A second filter for filtering a signal corresponding to the power supply voltage input from the input terminal via the first filter;
A reference voltage generation circuit that generates a reference voltage based on the signal filtered by the second filter and outputs a signal corresponding to the generated reference voltage to the outside via an output terminal;
A semiconductor device comprising: The second filter is a low-pass filter including a resistance element and a capacitance element.
The semiconductor device according to claim 1. A capacitance element provided outside that can be connected via a connection terminal, and a resistance element provided inside; in a state where the resistance element and the capacitance element are connected via the connection terminal; A second filter for filtering a signal corresponding to the power supply voltage input from the input terminal via the one filter;
A reference voltage generation circuit that generates a reference voltage based on the signal filtered by the second filter and outputs a signal corresponding to the generated reference voltage to the outside via an output terminal;
A semiconductor device comprising: The output terminal includes a first output terminal and a second output terminal,
The reference voltage generation circuit generates a first reference voltage based on the signal filtered by the second filter, generates the first reference voltage, and outputs the first reference voltage via a first output terminal.
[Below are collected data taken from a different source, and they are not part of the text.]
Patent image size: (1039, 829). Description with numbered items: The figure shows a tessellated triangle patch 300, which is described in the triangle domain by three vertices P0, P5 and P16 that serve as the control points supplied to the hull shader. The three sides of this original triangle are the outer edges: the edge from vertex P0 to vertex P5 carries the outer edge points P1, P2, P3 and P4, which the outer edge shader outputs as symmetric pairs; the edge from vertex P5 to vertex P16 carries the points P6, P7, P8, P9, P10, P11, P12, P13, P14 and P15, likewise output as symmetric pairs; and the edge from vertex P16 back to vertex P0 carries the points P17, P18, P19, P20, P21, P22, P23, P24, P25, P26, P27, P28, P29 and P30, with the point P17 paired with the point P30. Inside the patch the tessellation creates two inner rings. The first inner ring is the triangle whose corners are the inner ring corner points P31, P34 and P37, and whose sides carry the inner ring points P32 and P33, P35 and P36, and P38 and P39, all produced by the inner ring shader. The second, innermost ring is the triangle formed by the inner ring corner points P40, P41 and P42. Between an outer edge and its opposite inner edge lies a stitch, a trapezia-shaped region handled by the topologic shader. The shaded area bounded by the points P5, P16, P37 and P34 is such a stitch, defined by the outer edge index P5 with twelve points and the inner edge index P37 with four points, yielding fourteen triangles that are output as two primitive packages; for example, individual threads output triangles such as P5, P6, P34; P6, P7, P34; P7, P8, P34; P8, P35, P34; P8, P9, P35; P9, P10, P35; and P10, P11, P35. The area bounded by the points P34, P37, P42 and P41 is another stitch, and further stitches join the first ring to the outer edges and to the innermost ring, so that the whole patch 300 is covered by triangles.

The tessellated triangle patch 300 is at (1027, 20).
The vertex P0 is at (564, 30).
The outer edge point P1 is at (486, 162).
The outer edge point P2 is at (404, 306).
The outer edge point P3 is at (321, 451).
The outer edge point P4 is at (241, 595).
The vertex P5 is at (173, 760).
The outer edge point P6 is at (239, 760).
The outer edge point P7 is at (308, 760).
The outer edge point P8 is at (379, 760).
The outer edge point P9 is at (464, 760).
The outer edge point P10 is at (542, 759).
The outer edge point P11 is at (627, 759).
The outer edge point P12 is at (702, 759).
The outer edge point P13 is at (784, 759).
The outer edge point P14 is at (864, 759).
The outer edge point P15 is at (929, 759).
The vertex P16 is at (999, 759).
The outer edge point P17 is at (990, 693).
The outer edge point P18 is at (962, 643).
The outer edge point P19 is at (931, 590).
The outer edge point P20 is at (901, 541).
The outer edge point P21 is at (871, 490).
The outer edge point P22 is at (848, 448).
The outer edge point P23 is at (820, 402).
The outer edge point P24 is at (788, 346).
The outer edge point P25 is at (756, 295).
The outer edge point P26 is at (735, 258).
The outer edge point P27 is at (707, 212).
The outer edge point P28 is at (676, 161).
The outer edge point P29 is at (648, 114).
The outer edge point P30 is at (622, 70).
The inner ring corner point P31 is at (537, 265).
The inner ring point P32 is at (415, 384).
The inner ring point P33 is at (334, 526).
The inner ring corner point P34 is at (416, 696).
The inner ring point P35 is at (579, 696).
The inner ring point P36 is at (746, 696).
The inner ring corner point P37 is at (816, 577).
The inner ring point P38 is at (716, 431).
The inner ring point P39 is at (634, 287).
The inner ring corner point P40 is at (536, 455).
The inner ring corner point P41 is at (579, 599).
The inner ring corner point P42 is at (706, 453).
And a second reference voltage generation circuit that generates a second reference voltage based on the signal filtered by the second filter and outputs the generated second reference voltage via a second output terminal. ,
The semiconductor device according to claim 1. A first power supply voltage is input to the input terminal, and the second filter is converted by a conversion circuit that converts the first power supply voltage input from the input terminal via the first filter into a second power supply voltage. Filtering the signal according to the second power supply voltage,
The semiconductor device according to claim 1. The first filter and the second filter have different time constants.
The semiconductor device according to claim 1. A semiconductor device according to any one of claims 1 to 6,
Control for driving a reference voltage output from the semiconductor device as a drive voltage and outputting a control signal for controlling measurement of a battery voltage of a battery cell to be measured from a battery having a plurality of battery cells connected in series And
A voltage at one end and a voltage at the other end of each of the plurality of battery cells are input, a voltage corresponding to the battery cell to be measured is selected from the input voltage according to the control signal, and according to the selected voltage A cell selection unit for outputting the selected signal;
An analog-to-digital converter that drives a reference voltage output from the semiconductor device as a drive voltage, converts a signal corresponding to the voltage output from the cell selection unit into a digital signal, and outputs the signal to the control unit;
Battery monitoring system with A signal corresponding to the power supply voltage input from the input terminal through the first filter is filtered by the second filter,
Generating a reference voltage based on the signal filtered by the second filter;
Output a signal according to the generated reference voltage to the outside via the output terminal.
Reference voltage generation method. A capacitance element provided outside that can be connected via a connection terminal, and a resistance element provided inside; in a state where the resistance element and the capacitance element are connected via the connection terminal; Filtering the signal according to the power supply voltage input from the input terminal through the first filter by the second filter,
Generating a reference voltage based on the signal filtered by the second filter;
Output a signal according to the generated reference voltage to the outside via the output terminal.
Reference voltage generation method.